April 9 and 10, 2018 - Indiana University

The Odyssey is a story about telling stories and how these stories relate to identity.  

Odysseus wields the act of storytelling with as much power as he did his conventional weapons of war on the Trojan Plain.  

As a reader, we are privy to the ever-changing landscapes of his stories and therefore his multiple identities.  Some we know are false, some we believe are true. 

His hesitancy to tell his true story and in doing so reveal his identity at certain points in his journey is justifiable: it is an overt act of revealing his identity (shouting "I am Odysseus" to Polyphemus) that compromises his return home and from that point forward he is understandably cautious with how much of his true self he allows to be known.

In my last post I wrote "what we are remembering when we remember is our story" and, as it is with Odysseus, our stories are our identities. When I perform I present my story of being a modern bard and how it relates to Homer and Odysseus.  My story and identity often fold into Odysseus' and I use that phenomenon to infer that Homer likely had the same empathetic experience I do in singing Odysseus' story, an experience I believe overtly and covertly manifests itself in the text of the epic.

But what happens when our memory turns out to be inaccurate and corrupts our story? Odysseus purposefully manipulates his identity through his storytelling but do we sometimes unknowingly do the same because we are at the mercy of our demonstrably fallible memories?

I was thinking about this as I sat in my hotel room at the Indiana Memorial Union on a Tuesday morning.  On Monday I performed for two Classical Myth classes, one in the morning, one in the afternoon.  The shows were great and I had a great dinner with my host professors on Monday evening.  

I had mentioned during these shows that my first college performance was at Indiana University in the fall of 2002 or spring of 2003.  In my memory, I had done my first Odyssey shows at my alma mater, Oak Park River Forest High School, in the fall of 2002, and then my college friend Nick had advocated for bringing me to Indiana, where he was in graduate school, to perform for a myth class in the months following these first high school performances.

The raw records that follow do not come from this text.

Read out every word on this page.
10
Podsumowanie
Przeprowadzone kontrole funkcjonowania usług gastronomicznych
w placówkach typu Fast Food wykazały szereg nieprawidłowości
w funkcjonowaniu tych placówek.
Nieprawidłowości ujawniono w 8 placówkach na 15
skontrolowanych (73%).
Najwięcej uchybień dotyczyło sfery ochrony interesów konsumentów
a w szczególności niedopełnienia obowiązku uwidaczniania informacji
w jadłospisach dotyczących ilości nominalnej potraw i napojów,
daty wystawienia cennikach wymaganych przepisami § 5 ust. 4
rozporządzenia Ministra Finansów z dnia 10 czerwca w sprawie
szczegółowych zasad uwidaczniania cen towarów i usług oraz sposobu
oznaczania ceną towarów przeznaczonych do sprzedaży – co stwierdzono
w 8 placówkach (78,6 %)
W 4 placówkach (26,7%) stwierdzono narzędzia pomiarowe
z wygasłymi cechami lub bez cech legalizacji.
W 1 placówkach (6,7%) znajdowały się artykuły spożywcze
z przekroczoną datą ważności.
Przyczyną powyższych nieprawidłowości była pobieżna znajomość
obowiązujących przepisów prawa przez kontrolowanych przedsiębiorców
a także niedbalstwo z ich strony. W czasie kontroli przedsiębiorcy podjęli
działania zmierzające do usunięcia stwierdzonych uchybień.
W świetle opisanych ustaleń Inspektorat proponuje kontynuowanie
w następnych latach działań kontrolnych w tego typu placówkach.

I wondered if I could figure out exactly when that initial IU show had been so I could reference it at my public show that evening for perspective, and after sifting through my old Odyssey emails like an electronic archaeologist, I got a surprise: an email from a (since retired) IU Classics Professor dated April 14, 2002, thanking me for performing for his class the week before.

I stared at the date again and then again.  

If I had really performed at IU that week of 2002, that meant two things: 1) I was back in Bloomington to perform again 16 years later, very nearly to that exact date; and, more importantly, 2) that IU class was not just my first college performance but actually my very first public performance of any kind at all, falling 5 weeks after I finished writing the piece on March 4, 2002, and just 3 weeks after my first performance in front of an audience, on March 17, 2002, in my parents' living room in Oak Park.

I have a very, very vague memory of that performance at IU in 2002.  Like many of my early performances (okay, maybe some of the middle ones too), it was an exercise purely in memory, mechanics, and stamina, with very little, if any, artistry: I was holding on for dear life like Odysseus on the rocky cliff of Scheria, just trying to get through the piece intact, play the chords and sing the notes, survive physically, and somehow make it to the dry land of my post-performance discussion.

This was an incredibly profound revelation: my 258th performance would take place 16 years later, possibly to the day, in the same place as my first performance.

But I was also a little shaken that all these years I had remembered the beginning of my Odyssey incorrectly and I had inadvertently told both myself and my audiences a demonstrably incorrect story about my journey.  

What other parts of my Odyssey did I have wrong? What other parts of my life did I have wrong?

I set up in the beautiful performance space, a high-ceilinged lecture hall with fantastic acoustics, and the crowd began to fill in.  In my introduction, I mentioned my revelation, and I was off (there's a great article on the show HERE).

30 minutes later, for the 258th time, I hit the closing harmonics and let them decay slowly into the air between my guitar and the audience.  Unlike those early shows, this was not just an exercise in mechanics: my experienced muscles allowed me to control the flow of the music and story with expert precision.  Those harmonics seemed to hang forever and I imagined that they were prolonged by the ghosts of the first harmonics I'd hit out of relief 16 years earlier, which had been waiting for my return to finally disappear into silence.

In the post show discussion, I casually mentioned I'd finally started working on a prequel/sequel version of The Iliad.

An hour later I was in the car embarking on the 4 hour drive back to Chicago, the same one I would have taken in 2002 in my mustard colored 1983 Volvo DL240 wagon.

The sun was sinking and I cranked the last TV on the Radio record and the song Love Stained came up and the sound came pouring from the speakers:

Sentimental storm clouds
Gathering, let's try to play them down
They've been there the whole time
Following from grip
To call, to walk, to run, too slow

I smiled and thought "not too slow: just right."

An old story continues, a new story is begun.